Ces chercheurs fournissent une justification éthique à l’idée d’un socle commun. Et c’est dans la même période charnière des années 1990 que les experts en pédagogie commencent de leur côté à se rallier à l’idée d’un bagage minimum constitué à la fois de savoirs et savoir faire de base, mais aussi de compétences existentielles. L’ouvrage de Philippe Perrenoud Construire des compétences dès l’école (1997) est emblématique de ce ralliement, et en donne à voir la logique. En posant très fortement, d’une part, que la question centrale d’une école démocratique est de ne pas laisser sortir les élèves en échec sans les « savoir agir » qui leur permettront de tirer malgré tout leur épingle du jeu de la vie adulte, l’auteur disqualifie l’objectif qui occupait jusqu’ici les esprits, celui de l’élimination de l’échec lui-même. Il invite à faire l’impasse, du même coup, sur une question qui aurait dû logiquement commencer alors à s’imposer : comment se fait-il qu’après vingt ans d’une rénovation pédagogique marquée au sceau du principe constructiviste, le taux d’échec scolaire n’ait pas bougé d’un iota ? Et sachant que la « formation des compétences » comporte inévitablement une grande part d’auto-formation (celle de la confrontation à des « situations-problèmes »), son plaidoyer pour que l’approche par compétences constitue le cœur de la pédagogie du socle présente un dernier avantage, non le moindre. Elle ne se contente pas de laver le constructivisme, tel qu’il avait été mobilisé jusque-là, de tout soupçon d’inefficacité, mais elle en remet le principe en selle et lui donne une nouvelle vigueur, sans examen critique des modalités de sa mise en œuvre passée.

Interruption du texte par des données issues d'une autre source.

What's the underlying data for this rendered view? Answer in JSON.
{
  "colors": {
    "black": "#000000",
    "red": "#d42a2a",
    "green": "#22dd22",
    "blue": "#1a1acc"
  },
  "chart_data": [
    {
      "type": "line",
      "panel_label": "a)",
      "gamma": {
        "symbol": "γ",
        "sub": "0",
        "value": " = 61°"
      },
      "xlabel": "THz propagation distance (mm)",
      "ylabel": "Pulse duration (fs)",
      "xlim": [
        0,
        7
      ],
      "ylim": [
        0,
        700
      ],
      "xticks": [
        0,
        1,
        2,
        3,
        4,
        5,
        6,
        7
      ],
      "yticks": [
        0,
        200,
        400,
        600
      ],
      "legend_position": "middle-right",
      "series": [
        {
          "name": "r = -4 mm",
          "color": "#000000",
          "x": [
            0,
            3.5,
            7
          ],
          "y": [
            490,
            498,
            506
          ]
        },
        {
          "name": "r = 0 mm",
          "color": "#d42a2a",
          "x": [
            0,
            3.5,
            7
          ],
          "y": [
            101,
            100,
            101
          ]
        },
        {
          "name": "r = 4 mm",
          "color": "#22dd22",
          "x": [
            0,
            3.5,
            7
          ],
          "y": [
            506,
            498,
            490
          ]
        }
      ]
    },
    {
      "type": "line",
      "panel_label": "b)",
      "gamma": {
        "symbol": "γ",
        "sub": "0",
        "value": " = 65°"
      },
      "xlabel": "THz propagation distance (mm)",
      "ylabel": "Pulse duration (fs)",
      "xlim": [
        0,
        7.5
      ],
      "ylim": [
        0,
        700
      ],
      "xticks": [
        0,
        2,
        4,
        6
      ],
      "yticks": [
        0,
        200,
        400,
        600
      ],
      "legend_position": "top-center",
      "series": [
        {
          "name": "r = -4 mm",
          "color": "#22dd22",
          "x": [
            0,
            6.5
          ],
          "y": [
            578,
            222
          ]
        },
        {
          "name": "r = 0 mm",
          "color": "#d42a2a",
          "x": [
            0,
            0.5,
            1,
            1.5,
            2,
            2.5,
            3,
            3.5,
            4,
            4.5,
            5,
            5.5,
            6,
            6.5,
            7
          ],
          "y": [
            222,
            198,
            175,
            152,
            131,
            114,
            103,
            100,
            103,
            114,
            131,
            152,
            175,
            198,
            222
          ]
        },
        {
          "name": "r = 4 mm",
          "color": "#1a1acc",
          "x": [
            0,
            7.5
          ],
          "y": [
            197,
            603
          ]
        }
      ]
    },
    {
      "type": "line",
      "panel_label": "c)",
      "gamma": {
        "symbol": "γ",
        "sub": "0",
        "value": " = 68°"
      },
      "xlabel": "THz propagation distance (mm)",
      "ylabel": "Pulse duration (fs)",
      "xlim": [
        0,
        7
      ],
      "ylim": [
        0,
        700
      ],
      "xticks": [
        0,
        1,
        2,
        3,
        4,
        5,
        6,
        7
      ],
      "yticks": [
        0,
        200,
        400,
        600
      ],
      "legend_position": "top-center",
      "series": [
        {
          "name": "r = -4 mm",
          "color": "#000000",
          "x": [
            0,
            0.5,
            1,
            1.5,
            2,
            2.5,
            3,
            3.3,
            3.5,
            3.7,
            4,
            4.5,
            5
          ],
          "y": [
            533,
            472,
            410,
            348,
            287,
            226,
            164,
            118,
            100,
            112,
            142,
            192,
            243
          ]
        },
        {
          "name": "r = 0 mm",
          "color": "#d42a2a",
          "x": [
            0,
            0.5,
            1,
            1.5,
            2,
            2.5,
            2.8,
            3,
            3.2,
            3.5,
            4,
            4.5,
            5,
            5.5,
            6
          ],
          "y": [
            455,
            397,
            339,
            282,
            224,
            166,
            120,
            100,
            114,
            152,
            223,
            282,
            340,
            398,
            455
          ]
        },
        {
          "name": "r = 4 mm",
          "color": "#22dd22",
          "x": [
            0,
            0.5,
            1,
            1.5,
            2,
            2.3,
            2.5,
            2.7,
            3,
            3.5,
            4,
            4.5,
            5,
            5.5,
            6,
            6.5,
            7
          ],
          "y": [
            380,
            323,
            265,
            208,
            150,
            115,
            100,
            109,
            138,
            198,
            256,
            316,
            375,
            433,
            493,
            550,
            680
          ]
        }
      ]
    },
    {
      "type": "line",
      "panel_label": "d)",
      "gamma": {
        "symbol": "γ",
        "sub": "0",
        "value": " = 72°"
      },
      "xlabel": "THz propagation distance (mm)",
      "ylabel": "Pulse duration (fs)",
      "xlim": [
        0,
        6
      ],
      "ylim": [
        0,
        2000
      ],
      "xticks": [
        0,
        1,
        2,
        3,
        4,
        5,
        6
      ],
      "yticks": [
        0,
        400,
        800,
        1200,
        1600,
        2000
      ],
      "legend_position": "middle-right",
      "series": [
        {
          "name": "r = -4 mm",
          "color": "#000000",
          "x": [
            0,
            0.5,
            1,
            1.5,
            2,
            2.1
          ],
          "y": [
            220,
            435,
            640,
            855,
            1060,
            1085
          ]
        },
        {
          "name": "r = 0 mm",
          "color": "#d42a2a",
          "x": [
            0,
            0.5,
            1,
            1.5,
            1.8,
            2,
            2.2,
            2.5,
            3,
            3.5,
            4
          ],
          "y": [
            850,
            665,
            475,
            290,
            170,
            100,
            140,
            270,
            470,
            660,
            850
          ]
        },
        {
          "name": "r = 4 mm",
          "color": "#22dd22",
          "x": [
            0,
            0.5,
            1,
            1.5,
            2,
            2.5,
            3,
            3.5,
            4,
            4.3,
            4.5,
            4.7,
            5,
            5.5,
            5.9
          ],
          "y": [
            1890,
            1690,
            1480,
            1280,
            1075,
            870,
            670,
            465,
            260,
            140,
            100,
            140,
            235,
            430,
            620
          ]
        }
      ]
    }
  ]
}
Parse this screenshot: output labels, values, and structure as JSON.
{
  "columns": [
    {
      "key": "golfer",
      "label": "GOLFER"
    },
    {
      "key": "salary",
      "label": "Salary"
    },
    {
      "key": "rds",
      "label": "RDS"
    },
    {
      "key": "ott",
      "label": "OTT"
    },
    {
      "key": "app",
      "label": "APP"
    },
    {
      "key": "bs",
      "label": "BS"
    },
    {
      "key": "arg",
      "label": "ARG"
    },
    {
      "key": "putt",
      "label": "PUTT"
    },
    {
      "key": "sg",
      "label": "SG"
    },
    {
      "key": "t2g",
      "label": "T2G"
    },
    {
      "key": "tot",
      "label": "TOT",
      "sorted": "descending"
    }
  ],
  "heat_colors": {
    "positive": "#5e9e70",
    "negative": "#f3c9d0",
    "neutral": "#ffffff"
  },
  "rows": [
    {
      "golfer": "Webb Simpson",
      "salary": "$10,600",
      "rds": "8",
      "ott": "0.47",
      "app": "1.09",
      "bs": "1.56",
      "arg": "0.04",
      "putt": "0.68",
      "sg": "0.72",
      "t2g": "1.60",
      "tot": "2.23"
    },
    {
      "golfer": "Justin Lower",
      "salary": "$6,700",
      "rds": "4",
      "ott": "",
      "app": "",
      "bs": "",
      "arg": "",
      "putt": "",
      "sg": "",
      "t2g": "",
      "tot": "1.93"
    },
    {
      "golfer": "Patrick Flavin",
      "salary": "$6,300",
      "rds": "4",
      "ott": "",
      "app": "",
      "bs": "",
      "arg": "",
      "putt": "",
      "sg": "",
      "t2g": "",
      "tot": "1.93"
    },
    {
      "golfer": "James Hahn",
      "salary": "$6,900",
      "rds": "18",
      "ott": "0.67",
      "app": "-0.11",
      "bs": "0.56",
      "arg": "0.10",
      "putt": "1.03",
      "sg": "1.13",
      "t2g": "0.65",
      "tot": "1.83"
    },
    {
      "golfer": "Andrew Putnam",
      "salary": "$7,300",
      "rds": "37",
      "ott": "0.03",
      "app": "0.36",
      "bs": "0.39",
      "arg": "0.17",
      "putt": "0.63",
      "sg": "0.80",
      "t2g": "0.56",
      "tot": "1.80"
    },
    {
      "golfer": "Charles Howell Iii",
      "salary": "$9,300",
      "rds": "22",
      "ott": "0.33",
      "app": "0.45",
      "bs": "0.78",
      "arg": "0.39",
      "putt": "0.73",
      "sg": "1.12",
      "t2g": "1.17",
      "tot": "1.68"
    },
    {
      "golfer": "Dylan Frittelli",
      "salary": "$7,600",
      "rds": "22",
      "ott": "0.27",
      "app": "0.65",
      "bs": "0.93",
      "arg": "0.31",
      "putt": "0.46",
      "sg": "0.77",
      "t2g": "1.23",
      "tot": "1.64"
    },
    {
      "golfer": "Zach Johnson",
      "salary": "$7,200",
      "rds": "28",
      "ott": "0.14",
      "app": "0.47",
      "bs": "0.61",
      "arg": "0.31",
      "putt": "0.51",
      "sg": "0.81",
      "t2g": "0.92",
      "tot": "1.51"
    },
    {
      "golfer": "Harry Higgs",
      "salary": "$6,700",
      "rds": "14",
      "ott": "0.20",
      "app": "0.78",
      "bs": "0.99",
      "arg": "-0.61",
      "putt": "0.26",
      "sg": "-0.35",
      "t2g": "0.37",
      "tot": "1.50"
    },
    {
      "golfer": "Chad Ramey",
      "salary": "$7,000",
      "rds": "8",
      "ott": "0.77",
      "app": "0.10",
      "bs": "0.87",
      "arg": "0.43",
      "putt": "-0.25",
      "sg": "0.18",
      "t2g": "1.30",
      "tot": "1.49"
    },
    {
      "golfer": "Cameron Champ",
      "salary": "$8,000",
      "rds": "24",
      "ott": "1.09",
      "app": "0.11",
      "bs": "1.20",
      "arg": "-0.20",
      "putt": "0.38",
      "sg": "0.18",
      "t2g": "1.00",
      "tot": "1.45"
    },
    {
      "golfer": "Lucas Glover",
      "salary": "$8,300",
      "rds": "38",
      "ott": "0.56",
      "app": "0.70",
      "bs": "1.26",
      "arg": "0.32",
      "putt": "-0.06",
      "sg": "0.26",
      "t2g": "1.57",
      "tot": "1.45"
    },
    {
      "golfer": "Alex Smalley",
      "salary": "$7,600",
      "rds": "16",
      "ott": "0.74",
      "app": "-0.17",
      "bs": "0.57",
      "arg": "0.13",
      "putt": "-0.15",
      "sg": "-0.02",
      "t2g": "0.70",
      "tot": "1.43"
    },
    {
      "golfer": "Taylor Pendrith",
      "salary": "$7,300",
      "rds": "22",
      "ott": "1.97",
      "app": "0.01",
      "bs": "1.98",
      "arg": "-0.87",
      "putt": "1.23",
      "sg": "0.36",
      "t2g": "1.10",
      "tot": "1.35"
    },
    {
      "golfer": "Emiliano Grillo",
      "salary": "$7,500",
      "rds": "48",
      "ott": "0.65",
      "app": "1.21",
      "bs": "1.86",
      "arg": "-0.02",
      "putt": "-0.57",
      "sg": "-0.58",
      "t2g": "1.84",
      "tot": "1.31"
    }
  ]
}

À l’orée des années 2000, la gauche socialiste dispose ainsi, pour élaborer sa propre version du socle, d’atouts non négligeables : elle peut compter sur l’assentiment de chercheurs de renom et d’une large partie des milieux pédagogiques. C’est la Ligue de l’enseignement qui va se charger de l’entreprise, du lancement d’une réflexion nationale en 2000 sur « L’école que nous voulons » jusqu’à l’Appel de Bobigny en 2010 dont l’audience sera très large à gauche [3].

Publié en 2011, le programme scolaire du PS se nourrira de ce travail, en prenant en compte l’insuffisante efficacité des « apprentissages fondamentaux » que le débat public a mis en avant au cours des années précédentes, et en soulignant la nécessité de restaurer les moyens de l’enseignement élémentaire. Les solutions proposées à la « crise de l’école » ne se distinguent pas radicalement des objectifs promus jusque-là par la droite : le socle commun, l’autonomie des établissements, l’organisation générale du système en deux grandes parties : l’école du socle commun (continuité école-collège) d’une part, la poursuite d’études en voies différenciées (courtes ou longues sur le modèle actuel inchangé), en améliorant la continuité Lycée –Universités d’autre part…

Pour autant, avant et après l’arrivée du PS au pouvoir, celui-ci ne renonce pas à établir son hégémonie sur l’ensemble de la gauche : empruntant dès 2005 à la FSU la notion de « culture commune », supprimant toute mention du « socle commun » dans l’Appel de Bobigny pour obtenir la signature de la même FSU, identifiant volontiers une fois au ministère les notions de socle commun et de culture commune, au point de les fusionner dans la nouvelle appellation de « socle commun de compétences, de connaissances et de culture ». Terra nova, le think tank du PS, ira même jusqu’à réemployer la notion d’« école commune », promue jusque-là par le GRDS dans une perspective radicalement différente [4].

Du socle Fillon au projet de 2014

Les orientations du ministère Peillon (2012)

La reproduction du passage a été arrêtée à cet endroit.